S’agissait-il d’une campagne d’information organisée

La plupart des publications faisaient directement référence au Washington Post, répétaient la même base factuelle et sont apparues en une journée. C’est une chaîne d’information typique : un grand journal occidental publie un article, les médias nationaux choisissent l’épisode le plus important pour leur public et créent leurs propres titres.

Mais on ne peut pas ignorer le facteur émotionnel.

Pour le lecteur ukrainien, la formule « deux batteries américaines de défense aérienne existaient déjà, mais Netanyahu a interdit de les transférer à l’Ukraine » sonne beaucoup plus fort qu’une explication juridique sur les licences, la production conjointe et la protection de la propriété intellectuelle.

Cela est particulièrement douloureux après de nouvelles attaques russes sur les villes ukrainiennes et dans le contexte d’une pénurie constante de missiles intercepteurs.

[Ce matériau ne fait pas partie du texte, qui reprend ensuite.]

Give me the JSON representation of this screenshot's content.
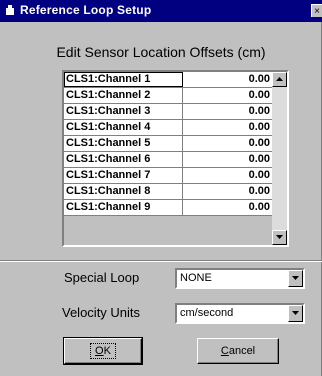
{
  "window": {
    "title": "Reference Loop Setup",
    "close_glyph": "×"
  },
  "heading": "Edit Sensor Location Offsets (cm)",
  "offsets_table": {
    "rows": [
      {
        "name": "CLS1:Channel 1",
        "value": "0.00"
      },
      {
        "name": "CLS1:Channel 2",
        "value": "0.00"
      },
      {
        "name": "CLS1:Channel 3",
        "value": "0.00"
      },
      {
        "name": "CLS1:Channel 4",
        "value": "0.00"
      },
      {
        "name": "CLS1:Channel 5",
        "value": "0.00"
      },
      {
        "name": "CLS1:Channel 6",
        "value": "0.00"
      },
      {
        "name": "CLS1:Channel 7",
        "value": "0.00"
      },
      {
        "name": "CLS1:Channel 8",
        "value": "0.00"
      },
      {
        "name": "CLS1:Channel 9",
        "value": "0.00"
      }
    ]
  },
  "special_loop": {
    "label": "Special Loop",
    "value": "NONE"
  },
  "velocity_units": {
    "label": "Velocity Units",
    "value": "cm/second"
  },
  "buttons": {
    "ok_mnemonic": "O",
    "ok_rest": "K",
    "cancel_mnemonic": "C",
    "cancel_rest": "ancel"
  }
}
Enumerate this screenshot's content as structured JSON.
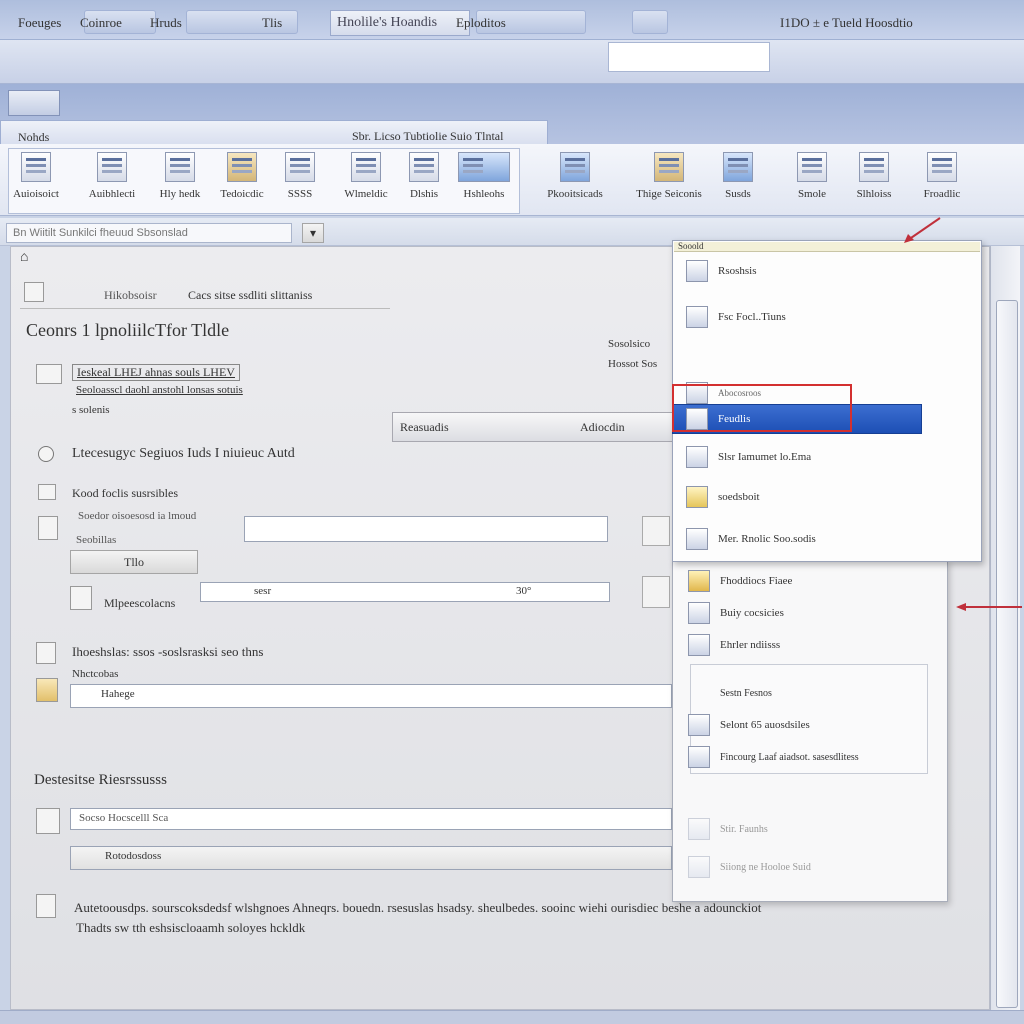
{
  "titlebar": {
    "main_title": "Hnolile's Hoandis"
  },
  "menubar": {
    "items": [
      "Foeuges",
      "Coinroe",
      "Hruds",
      "Tlis",
      "Eploditos"
    ],
    "right_text": "I1DO ± e Tueld Hoosdtio"
  },
  "tabstrip": {
    "left_label": "Nohds",
    "right_label": "Sbr. Licso Tubtiolie Suio Tlntal"
  },
  "ribbon": {
    "left_buttons": [
      "Auioisoict",
      "Auibhlecti",
      "Hly hedk",
      "Tedoicdic",
      "SSSS",
      "Wlmeldic",
      "Dlshis",
      "Hshleohs"
    ],
    "right_buttons": [
      "Pkooitsicads",
      "Thige Seiconis",
      "Susds",
      "Smole",
      "Slhloiss",
      "Froadlic"
    ]
  },
  "address": {
    "value": "Bn Wiitilt Sunkilci fheuud Sbsonslad"
  },
  "main": {
    "toolbar_text": "Hikobsoisr",
    "toolbar_desc": "Cacs sitse ssdliti slittaniss",
    "section_title": "Ceonrs 1 lpnoliilcTfor Tldle",
    "right_label_1": "Sosolsico",
    "right_label_2": "Hossot Sos",
    "link_line_1": "Ieskeal LHEJ ahnas souls LHEV",
    "link_line_2": "Seoloasscl daohl anstohl lonsas sotuis",
    "small_label": "s solenis",
    "inline_toolbar": [
      "Reasuadis",
      "Adiocdin"
    ],
    "row_1": "Ltecesugyc Segiuos Iuds I niuieuc Autd",
    "row_2": "Kood foclis susrsibles",
    "row_2_sub": "Soedor oisoesosd ia lmoud",
    "row_2_sub2": "Seobillas",
    "button_ttlo": "Tllo",
    "row_3_label": "Mlpeescolacns",
    "slider_left": "sesr",
    "slider_right": "30°",
    "row_4": "Ihoeshslas: ssos -soslsrasksi seo thns",
    "row_4_sub": "Nhctcobas",
    "row_4_field": "Hahege",
    "section_2_title": "Destesitse Riesrssusss",
    "field_a": "Socso Hocscelll Sca",
    "field_b": "Rotodosdoss",
    "footer_line_1": "Autetoousdps. sourscoksdedsf wlshgnoes Ahneqrs. bouedn. rsesuslas hsadsy. sheulbedes. sooinc wiehi ourisdiec beshe a adounckiot",
    "footer_line_2": "Thadts sw tth eshsiscloaamh soloyes hckldk"
  },
  "dropdown": {
    "header": "Sooold",
    "items_top": [
      "Rsoshsis",
      "Fsc Focl..Tiuns",
      "Abocosroos"
    ],
    "selected": "Feudlis",
    "items_mid": [
      "Slsr Iamumet lo.Ema",
      "soedsboit",
      "Mer. Rnolic Soo.sodis"
    ],
    "items_bottom": [
      "Fhoddiocs Fiaee",
      "Buiy cocsicies",
      "Ehrler ndiisss",
      "Sestn Fesnos",
      "Selont 65 auosdsiles",
      "Fincourg Laaf aiadsot. sasesdlitess",
      "Stir. Faunhs",
      "Siiong ne Hooloe Suid"
    ]
  },
  "colors": {
    "accent": "#2a5cc2",
    "highlight_border": "#d33030"
  }
}
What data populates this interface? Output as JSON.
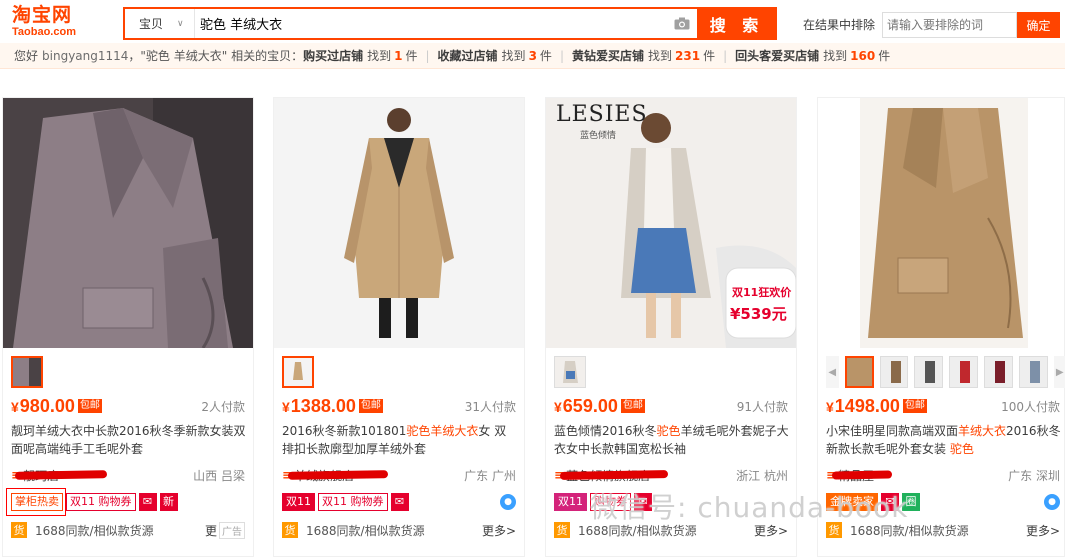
{
  "header": {
    "logo_cn": "淘宝网",
    "logo_en": "Taobao.com",
    "scope": "宝贝",
    "query": "驼色 羊绒大衣",
    "search_label": "搜 索",
    "exclude_label": "在结果中排除",
    "exclude_placeholder": "请输入要排除的词",
    "exclude_button": "确定"
  },
  "info_bar": {
    "greeting": "您好",
    "user": "bingyang1114",
    "query_text": "，\"驼色 羊绒大衣\" 相关的宝贝：",
    "groups": [
      {
        "label": "购买过店铺",
        "pre": "找到",
        "count": "1",
        "unit": "件"
      },
      {
        "label": "收藏过店铺",
        "pre": "找到",
        "count": "3",
        "unit": "件"
      },
      {
        "label": "黄钻爱买店铺",
        "pre": "找到",
        "count": "231",
        "unit": "件"
      },
      {
        "label": "回头客爱买店铺",
        "pre": "找到",
        "count": "160",
        "unit": "件"
      }
    ]
  },
  "products": [
    {
      "price": "980.00",
      "free_ship": "包邮",
      "paid": "2人付款",
      "title_a": "靓珂羊绒大衣中长款2016秋冬季新款女装双面呢高端纯手工毛呢外套",
      "title_hl": "",
      "title_b": "",
      "shop_icon": "≡",
      "shop": "靓珂店",
      "location": "山西 吕梁",
      "badges": [
        "掌柜热卖",
        "双11 购物券",
        "✉",
        "新"
      ],
      "huo": "货",
      "sources": "1688同款/相似款货源",
      "more": "更",
      "ad": "广告"
    },
    {
      "price": "1388.00",
      "free_ship": "包邮",
      "paid": "31人付款",
      "title_a": "2016秋冬新款101801",
      "title_hl": "驼色羊绒大衣",
      "title_b": "女 双排扣长款廓型加厚羊绒外套",
      "shop_icon": "≡",
      "shop": "羊绒旗舰店",
      "location": "广东 广州",
      "badges": [
        "双11",
        "双11 购物券",
        "✉"
      ],
      "huo": "货",
      "sources": "1688同款/相似款货源",
      "more": "更多>"
    },
    {
      "price": "659.00",
      "free_ship": "包邮",
      "paid": "91人付款",
      "title_a": "蓝色倾情2016秋冬",
      "title_hl": "驼色",
      "title_b": "羊绒毛呢外套妮子大衣女中长款韩国宽松长袖",
      "shop_icon": "≡",
      "shop": "蓝色倾情旗舰店",
      "location": "浙江 杭州",
      "badges": [
        "双11",
        "购物券",
        "✉"
      ],
      "huo": "货",
      "sources": "1688同款/相似款货源",
      "more": "更多>"
    },
    {
      "price": "1498.00",
      "free_ship": "包邮",
      "paid": "100人付款",
      "title_a": "小宋佳明星同款高端双面",
      "title_hl": "羊绒大衣",
      "title_b": "2016秋冬新款长款毛呢外套女装 ",
      "title_hl2": "驼色",
      "shop_icon": "≡",
      "shop": "精品屋",
      "location": "广东 深圳",
      "badges": [
        "金牌卖家",
        "✉",
        "圈"
      ],
      "huo": "货",
      "sources": "1688同款/相似款货源",
      "more": "更多>"
    }
  ],
  "image_text": {
    "brand": "LESIES",
    "brand_sub": "蓝色倾情",
    "promo_title": "双11狂欢价",
    "promo_price": "¥539元"
  },
  "watermark": "微信号: chuanda-book",
  "colors": {
    "accent": "#ff4400",
    "camel": "#c9a77a",
    "mauve": "#8a7a82"
  }
}
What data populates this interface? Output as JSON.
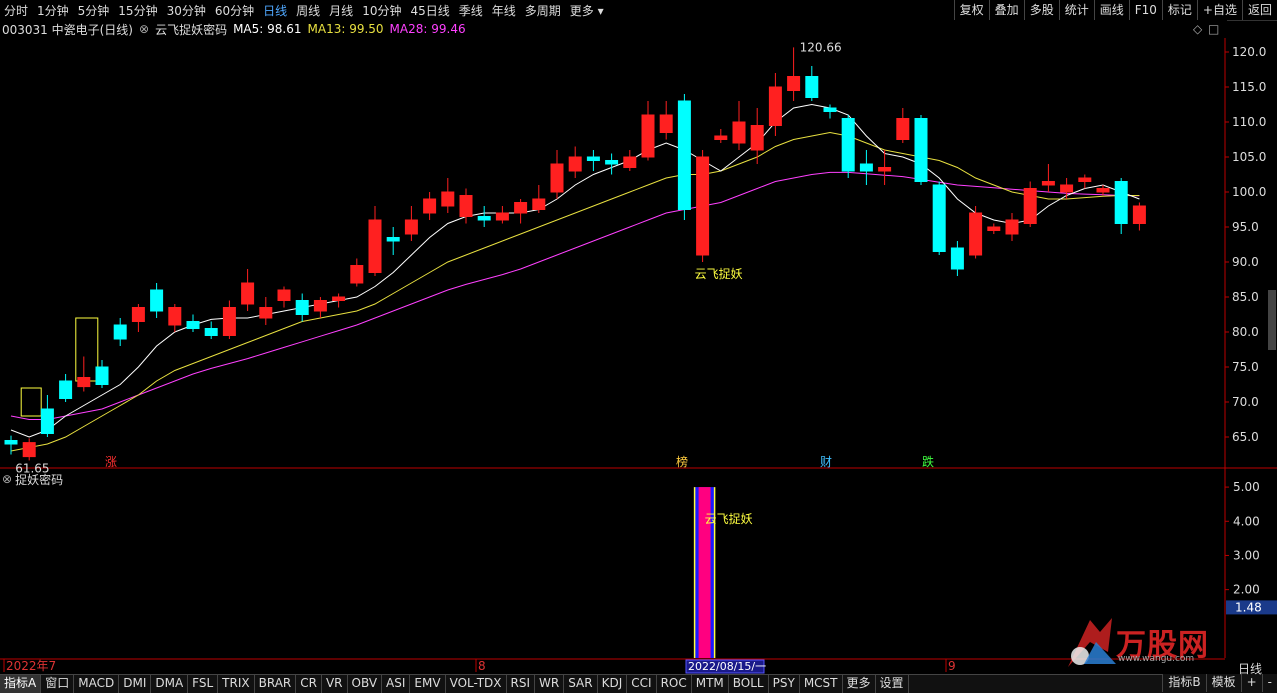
{
  "toolbar": {
    "periods": [
      "分时",
      "1分钟",
      "5分钟",
      "15分钟",
      "30分钟",
      "60分钟",
      "日线",
      "周线",
      "月线",
      "10分钟",
      "45日线",
      "季线",
      "年线",
      "多周期",
      "更多 ▾"
    ],
    "active_period": "日线",
    "right_buttons": [
      "复权",
      "叠加",
      "多股",
      "统计",
      "画线",
      "F10",
      "标记",
      "+自选",
      "返回"
    ]
  },
  "stock": {
    "code_name": "003031 中瓷电子(日线)",
    "indicator_name": "云飞捉妖密码",
    "ma5": "MA5: 98.61",
    "ma13": "MA13: 99.50",
    "ma28": "MA28: 99.46"
  },
  "colors": {
    "up": "#ff2020",
    "down": "#00ffff",
    "ma5": "#ffffff",
    "ma13": "#e8e040",
    "ma28": "#ff40ff",
    "signal": "#ff0080",
    "label": "#ffff40"
  },
  "chart_data": {
    "type": "candlestick",
    "ylim": [
      62,
      122
    ],
    "y_ticks": [
      "120.0",
      "115.0",
      "110.0",
      "105.0",
      "100.0",
      "95.0",
      "90.0",
      "85.0",
      "80.0",
      "75.0",
      "70.0",
      "65.0"
    ],
    "high_label": "120.66",
    "low_label": "61.65",
    "candles": [
      [
        64.5,
        64.0,
        65.2,
        62.5
      ],
      [
        62.2,
        64.2,
        64.8,
        61.65
      ],
      [
        69.0,
        65.5,
        71.0,
        65.0
      ],
      [
        73.0,
        70.5,
        74.0,
        70.0
      ],
      [
        72.2,
        73.5,
        76.5,
        71.5
      ],
      [
        75.0,
        72.5,
        76.0,
        72.0
      ],
      [
        81.0,
        79.0,
        82.0,
        78.0
      ],
      [
        81.5,
        83.5,
        84.0,
        80.0
      ],
      [
        86.0,
        83.0,
        87.0,
        82.0
      ],
      [
        81.0,
        83.5,
        84.0,
        80.0
      ],
      [
        81.5,
        80.5,
        82.5,
        80.0
      ],
      [
        80.5,
        79.5,
        81.5,
        79.0
      ],
      [
        79.5,
        83.5,
        84.5,
        79.0
      ],
      [
        84.0,
        87.0,
        89.0,
        83.0
      ],
      [
        82.0,
        83.5,
        85.0,
        81.0
      ],
      [
        84.5,
        86.0,
        86.5,
        83.5
      ],
      [
        84.5,
        82.5,
        85.5,
        81.5
      ],
      [
        83.0,
        84.5,
        85.0,
        82.0
      ],
      [
        84.5,
        85.0,
        85.5,
        83.5
      ],
      [
        87.0,
        89.5,
        90.5,
        86.5
      ],
      [
        88.5,
        96.0,
        98.0,
        88.0
      ],
      [
        93.5,
        93.0,
        95.0,
        91.0
      ],
      [
        94.0,
        96.0,
        98.0,
        93.0
      ],
      [
        97.0,
        99.0,
        100.0,
        96.0
      ],
      [
        98.0,
        100.0,
        102.0,
        97.0
      ],
      [
        96.5,
        99.5,
        100.5,
        95.5
      ],
      [
        96.5,
        96.0,
        98.0,
        95.0
      ],
      [
        96.0,
        97.0,
        98.0,
        95.5
      ],
      [
        97.0,
        98.5,
        99.0,
        95.5
      ],
      [
        97.5,
        99.0,
        101.0,
        97.0
      ],
      [
        100.0,
        104.0,
        106.0,
        99.0
      ],
      [
        103.0,
        105.0,
        106.5,
        102.0
      ],
      [
        105.0,
        104.5,
        106.0,
        103.0
      ],
      [
        104.5,
        104.0,
        105.5,
        102.5
      ],
      [
        103.5,
        105.0,
        106.0,
        103.0
      ],
      [
        105.0,
        111.0,
        113.0,
        104.5
      ],
      [
        108.5,
        111.0,
        113.0,
        107.5
      ],
      [
        113.0,
        97.5,
        114.0,
        96.0
      ],
      [
        91.0,
        105.0,
        106.0,
        90.0
      ],
      [
        107.5,
        108.0,
        109.0,
        107.0
      ],
      [
        107.0,
        110.0,
        113.0,
        106.0
      ],
      [
        106.0,
        109.5,
        112.0,
        104.0
      ],
      [
        109.5,
        115.0,
        117.0,
        108.0
      ],
      [
        114.5,
        116.5,
        120.66,
        113.0
      ],
      [
        116.5,
        113.5,
        118.0,
        113.0
      ],
      [
        112.0,
        111.5,
        112.5,
        110.5
      ],
      [
        110.5,
        103.0,
        111.0,
        102.0
      ],
      [
        104.0,
        103.0,
        106.0,
        101.0
      ],
      [
        103.0,
        103.5,
        106.0,
        101.0
      ],
      [
        107.5,
        110.5,
        112.0,
        107.0
      ],
      [
        110.5,
        101.5,
        111.0,
        101.0
      ],
      [
        101.0,
        91.5,
        101.5,
        91.0
      ],
      [
        92.0,
        89.0,
        93.0,
        88.0
      ],
      [
        91.0,
        97.0,
        98.0,
        90.5
      ],
      [
        94.5,
        95.0,
        95.5,
        94.0
      ],
      [
        94.0,
        96.0,
        97.0,
        93.0
      ],
      [
        95.5,
        100.5,
        101.5,
        95.0
      ],
      [
        101.0,
        101.5,
        104.0,
        100.0
      ],
      [
        100.0,
        101.0,
        102.0,
        99.0
      ],
      [
        101.5,
        102.0,
        102.5,
        100.5
      ],
      [
        100.0,
        100.5,
        101.0,
        99.5
      ],
      [
        101.5,
        95.5,
        102.0,
        94.0
      ],
      [
        95.5,
        98.0,
        98.5,
        94.5
      ]
    ],
    "ma5": [
      66.0,
      65.0,
      66.0,
      68.0,
      69.5,
      71.0,
      72.5,
      75.0,
      78.0,
      80.0,
      81.0,
      81.8,
      82.0,
      82.0,
      82.5,
      83.0,
      83.5,
      84.0,
      84.5,
      85.0,
      86.5,
      88.5,
      91.0,
      93.5,
      95.5,
      96.5,
      97.0,
      97.0,
      97.0,
      97.5,
      99.0,
      101.0,
      102.5,
      103.5,
      104.5,
      106.0,
      107.0,
      106.0,
      104.5,
      103.0,
      105.0,
      107.0,
      110.0,
      112.0,
      112.5,
      112.0,
      111.0,
      108.0,
      105.5,
      105.0,
      104.0,
      102.0,
      99.0,
      97.0,
      96.0,
      95.5,
      96.0,
      98.0,
      99.5,
      100.5,
      101.0,
      100.0,
      99.0
    ],
    "ma13": [
      63.0,
      63.5,
      64.0,
      65.0,
      66.5,
      68.0,
      69.5,
      71.0,
      73.0,
      74.5,
      75.5,
      76.5,
      77.5,
      78.5,
      79.5,
      80.5,
      81.5,
      82.0,
      82.5,
      83.0,
      84.0,
      85.5,
      87.0,
      88.5,
      90.0,
      91.0,
      92.0,
      93.0,
      94.0,
      95.0,
      96.0,
      97.0,
      98.0,
      99.0,
      100.0,
      101.0,
      102.0,
      102.5,
      102.5,
      103.0,
      104.0,
      105.0,
      106.5,
      107.5,
      108.0,
      108.5,
      108.0,
      107.0,
      106.0,
      105.5,
      105.0,
      104.5,
      103.5,
      102.0,
      101.0,
      100.0,
      99.5,
      99.0,
      99.0,
      99.2,
      99.4,
      99.5,
      99.5
    ],
    "ma28": [
      68.0,
      67.5,
      67.5,
      68.0,
      68.5,
      69.0,
      70.0,
      71.0,
      72.0,
      73.0,
      74.0,
      74.8,
      75.5,
      76.2,
      77.0,
      77.8,
      78.6,
      79.4,
      80.2,
      81.0,
      82.0,
      83.0,
      84.0,
      85.0,
      86.0,
      86.8,
      87.5,
      88.2,
      89.0,
      90.0,
      91.0,
      92.0,
      93.0,
      94.0,
      95.0,
      96.0,
      97.0,
      97.5,
      98.0,
      98.5,
      99.5,
      100.5,
      101.5,
      102.0,
      102.5,
      102.8,
      102.8,
      102.6,
      102.4,
      102.2,
      101.8,
      101.4,
      101.0,
      100.8,
      100.6,
      100.4,
      100.2,
      100.0,
      99.8,
      99.7,
      99.6,
      99.5,
      99.46
    ],
    "yellow_boxes": [
      [
        1,
        68.0,
        72.0
      ],
      [
        4,
        73.0,
        82.0
      ]
    ],
    "annotation": {
      "text": "云飞捉妖",
      "index": 38
    },
    "event_labels": [
      {
        "text": "涨",
        "index": 4,
        "color": "#ff3030"
      },
      {
        "text": "榜",
        "index": 26,
        "color": "#ffcc40"
      },
      {
        "text": "财",
        "index": 32,
        "color": "#40c0ff"
      },
      {
        "text": "跌",
        "index": 36,
        "color": "#40ff40"
      }
    ],
    "indicator": {
      "ylim": [
        0,
        5.5
      ],
      "y_ticks": [
        "5.00",
        "4.00",
        "3.00",
        "2.00"
      ],
      "current_value": "1.48",
      "signal_index": 38,
      "signal_value": 5.0,
      "label": "云飞捉妖"
    },
    "x_labels": [
      "2022年7",
      "8",
      "9"
    ],
    "cursor_date": "2022/08/15/一"
  },
  "indicator_panel": {
    "title": "捉妖密码"
  },
  "bottom_tabs": [
    "指标A",
    "窗口",
    "MACD",
    "DMI",
    "DMA",
    "FSL",
    "TRIX",
    "BRAR",
    "CR",
    "VR",
    "OBV",
    "ASI",
    "EMV",
    "VOL-TDX",
    "RSI",
    "WR",
    "SAR",
    "KDJ",
    "CCI",
    "ROC",
    "MTM",
    "BOLL",
    "PSY",
    "MCST",
    "更多",
    "设置"
  ],
  "bottom_right": [
    "指标B",
    "模板",
    "+",
    "-"
  ],
  "bottom_right_label": "日线",
  "watermark": {
    "text": "万股网",
    "sub": "www.wangu.com"
  }
}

Pourquoi l’histoire est-elle devenue une nouvelle seulement trois ans plus tard

À cette question, on peut répondre de manière aussi directe que possible.

En 2023, la nouvelle était le refus même d’Israël. En 2026, la nouvelle est devenue que ce refus pourrait être un modèle pour l’avenir.

The Washington Post est revenu sur l’histoire parce que :

  • le Congrès discute de la section 219 de la loi sur la défense ;
  • elle prévoit l’expansion du développement conjoint des armes américaines et israéliennes ;
  • les critiques craignent l’apparition de nouvelles restrictions sur le transfert de ces armes à des pays tiers ;
  • Van Hollen utilise le Dôme de Fer ukrainien comme preuve ;
  • La Chambre des représentants a adopté le projet de loi le 22 juillet ;
  • Netanyahou et Zelensky sont arrivés simultanément à Washington le 28 juillet ;
  • Les États-Unis font face à une pénurie de missiles intercepteurs ;
  • le soutien à la politique du gouvernement israélien est devenu un sujet controversé avant les élections au Congrès.

Ainsi, la publication n’était pas un retour soudain à un épisode oublié ni une nouvelle enquête sur les événements de 2023. C’est l’utilisation d’un ancien fait dans un nouveau conflit politique.

Conclusion principale

L’histoire des deux batteries Iron Dome est aujourd’hui importante non seulement pour l’Ukraine.

Elle pose aux États-Unis une question de principe : un État peut-il disposer librement des armes qu’il a achetées avec son propre argent, si la technologie a été créée conjointement avec Israël ou d’autres partenaires ?

Israël répond que des restrictions sont nécessaires pour protéger les technologies secrètes et empêcher leur transfert à l’Iran. Les partisans de la section 219 affirment également que le développement conjoint implique inévitablement une coordination des exportations.

Les opposants estiment que de tels accords peuvent limiter la souveraineté américaine et permettre au gouvernement israélien d’influencer les décisions des États-Unis concernant l’aide militaire à d’autres alliés.

L’Ukraine est devenue le premier et le plus évident exemple de cette contradiction.

C’est pourquoi le nom de Netanyahou est apparu dans la presse américaine précisément maintenant. La question n’est plus seulement de savoir pourquoi l’Ukraine n’a pas reçu deux batteries en 2023. La question est de savoir si une situation similaire pourrait se reproduire avec de nouvelles armes américano-israéliennes — drones, complexes laser, systèmes d’intelligence artificielle ou prochaines générations de défense antimissile.

C’est ce contexte plus large, comme le note НАновости — Новости Израиля, qui explique à la fois la publication de The Washington Post le 31 juillet 2026 et la vague de reportages dans les médias ukrainiens le 1er août.

Почему в США именно сейчас вспомнили, что Нетаньяху лично заблокировал передачу Украине «Железного купола» в 2023 году?